Phone Farms and Ad Fraud
Abisola Tazanko | Apr 12, 2023
The internet has kept on growing non-stop. Billions of humans spend hours daily on the internet, but so do millions of non-humans, such as bots and mobile phones.
Phone farms and phone farming have become increasingly popular over the last few years. The concept of phone farming involves individuals using multiple phones simultaneously to watch movie and video game trailers and click on ads. This creates false engagements as there is no one behind these screens.
Phone farmers run these phones 24/7 and earn pennies on each ad or video watched. Phone farmers claim to use phone farming as a side hustle, making a few more dollars for groceries, diapers, and child care.
Farmers purchase cheap Android phones (2 phones and up) from eBay and set them up in their houses, running simultaneously non-stop. They use various apps and software that provide videos and ads that farmers must watch or simulate click activity to earn from them.

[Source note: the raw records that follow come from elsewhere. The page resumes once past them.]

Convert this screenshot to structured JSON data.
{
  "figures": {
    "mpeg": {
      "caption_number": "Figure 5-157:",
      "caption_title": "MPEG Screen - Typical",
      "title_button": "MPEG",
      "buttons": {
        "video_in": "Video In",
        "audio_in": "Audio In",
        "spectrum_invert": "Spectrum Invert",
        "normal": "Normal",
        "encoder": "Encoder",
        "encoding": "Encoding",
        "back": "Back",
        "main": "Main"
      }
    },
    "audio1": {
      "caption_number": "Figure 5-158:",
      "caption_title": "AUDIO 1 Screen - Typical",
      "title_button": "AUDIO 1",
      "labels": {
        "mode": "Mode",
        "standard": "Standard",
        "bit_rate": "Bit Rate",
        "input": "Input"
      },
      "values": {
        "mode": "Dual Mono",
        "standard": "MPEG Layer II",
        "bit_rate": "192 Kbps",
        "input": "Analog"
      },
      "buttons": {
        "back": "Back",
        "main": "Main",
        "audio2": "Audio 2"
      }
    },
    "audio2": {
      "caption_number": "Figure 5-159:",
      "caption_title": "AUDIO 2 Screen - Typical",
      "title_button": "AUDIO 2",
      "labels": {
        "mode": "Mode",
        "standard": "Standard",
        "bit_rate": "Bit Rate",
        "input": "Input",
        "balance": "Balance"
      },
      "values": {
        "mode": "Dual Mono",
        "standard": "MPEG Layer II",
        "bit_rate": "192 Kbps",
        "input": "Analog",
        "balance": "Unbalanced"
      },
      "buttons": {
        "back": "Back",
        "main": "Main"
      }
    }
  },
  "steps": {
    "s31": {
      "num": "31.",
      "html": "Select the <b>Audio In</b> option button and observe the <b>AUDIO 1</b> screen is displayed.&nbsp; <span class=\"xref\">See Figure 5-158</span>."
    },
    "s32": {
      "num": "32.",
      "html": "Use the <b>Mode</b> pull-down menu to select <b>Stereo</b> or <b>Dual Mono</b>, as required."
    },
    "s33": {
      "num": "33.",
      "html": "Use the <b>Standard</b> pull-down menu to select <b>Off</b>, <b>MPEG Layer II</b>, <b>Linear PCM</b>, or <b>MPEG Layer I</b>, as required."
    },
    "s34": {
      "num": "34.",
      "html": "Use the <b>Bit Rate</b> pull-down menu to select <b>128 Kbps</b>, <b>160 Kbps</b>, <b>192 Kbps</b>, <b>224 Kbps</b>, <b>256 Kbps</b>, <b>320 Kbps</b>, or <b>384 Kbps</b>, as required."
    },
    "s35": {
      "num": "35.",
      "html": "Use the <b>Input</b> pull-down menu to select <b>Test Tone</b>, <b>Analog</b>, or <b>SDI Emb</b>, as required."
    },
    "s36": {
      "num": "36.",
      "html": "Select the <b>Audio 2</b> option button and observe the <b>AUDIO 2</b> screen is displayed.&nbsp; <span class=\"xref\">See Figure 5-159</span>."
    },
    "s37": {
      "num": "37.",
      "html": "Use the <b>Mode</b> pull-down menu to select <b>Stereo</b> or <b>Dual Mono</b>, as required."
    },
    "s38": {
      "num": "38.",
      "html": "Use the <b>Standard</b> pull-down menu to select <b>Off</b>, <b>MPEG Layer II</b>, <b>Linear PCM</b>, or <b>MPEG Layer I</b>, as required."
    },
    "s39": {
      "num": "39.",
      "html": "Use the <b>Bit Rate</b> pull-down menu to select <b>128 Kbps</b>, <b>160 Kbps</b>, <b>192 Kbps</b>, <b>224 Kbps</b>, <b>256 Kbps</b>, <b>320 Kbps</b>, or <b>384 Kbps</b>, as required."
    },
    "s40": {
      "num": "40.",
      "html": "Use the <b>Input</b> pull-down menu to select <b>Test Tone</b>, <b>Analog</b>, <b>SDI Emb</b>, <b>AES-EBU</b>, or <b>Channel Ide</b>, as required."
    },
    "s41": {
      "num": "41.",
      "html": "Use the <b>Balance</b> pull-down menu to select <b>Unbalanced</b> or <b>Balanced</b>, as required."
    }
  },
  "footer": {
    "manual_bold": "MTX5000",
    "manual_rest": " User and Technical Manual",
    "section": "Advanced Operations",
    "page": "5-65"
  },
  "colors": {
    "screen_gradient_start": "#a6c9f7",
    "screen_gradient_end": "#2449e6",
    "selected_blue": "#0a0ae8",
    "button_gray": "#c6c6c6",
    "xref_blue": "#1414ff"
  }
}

Phone Farms Vs. Click Farms
Phone farms are small-scale and run by a few people in their living rooms or basements. They are mainly set up as a passive income scheme made possible by exploiting multiple mobile incentive programs. The average phone farmer earns between $50 – $100 per month with about 20 phones.
Click farms, on the other hand, can be run as a company providing a range of digital engagement services or as an individual corporation to multiply clicks for various objectives. They are usually paid a predetermined amount to perform the same activity repeatedly.
They are operated on a much larger scale, with thousands of employees and billions of daily clicks, impressions, and engagements.
While phone farms use multiple phones to carry out automated activities simultaneously, click farms have low-paid employees who click on numerous ads or links daily.
Phone farms and Click fraud.
Although phone farms do not emphasize on ads and impressions, like click farms, there is still a small amount of click fraud associated with phone farming. Any ad-clicking activity without the intention to purchase is termed click fraud. Phone farmers click on ads just for the pennies they can earn and have no business with the advertisers or the business they run. Many phone farmers ignore click and ad fraud; they are simply in it for the money.
Are Phone Farms Legal?
Because Incentivised attention (paying people for their attention) is legal, several apps and businesses have created models that pay viewers to watch their videos, visit their websites, and engage. Phone farmers leverage the advertising and marketing industry’s dependence on consumer attention to earning a living.
However, phone farms are notorious for violating the terms of the apps they use to make money by simulating clicks and other activities, which can be illegal. Still, these apps do not pay any attention to this type of fraud.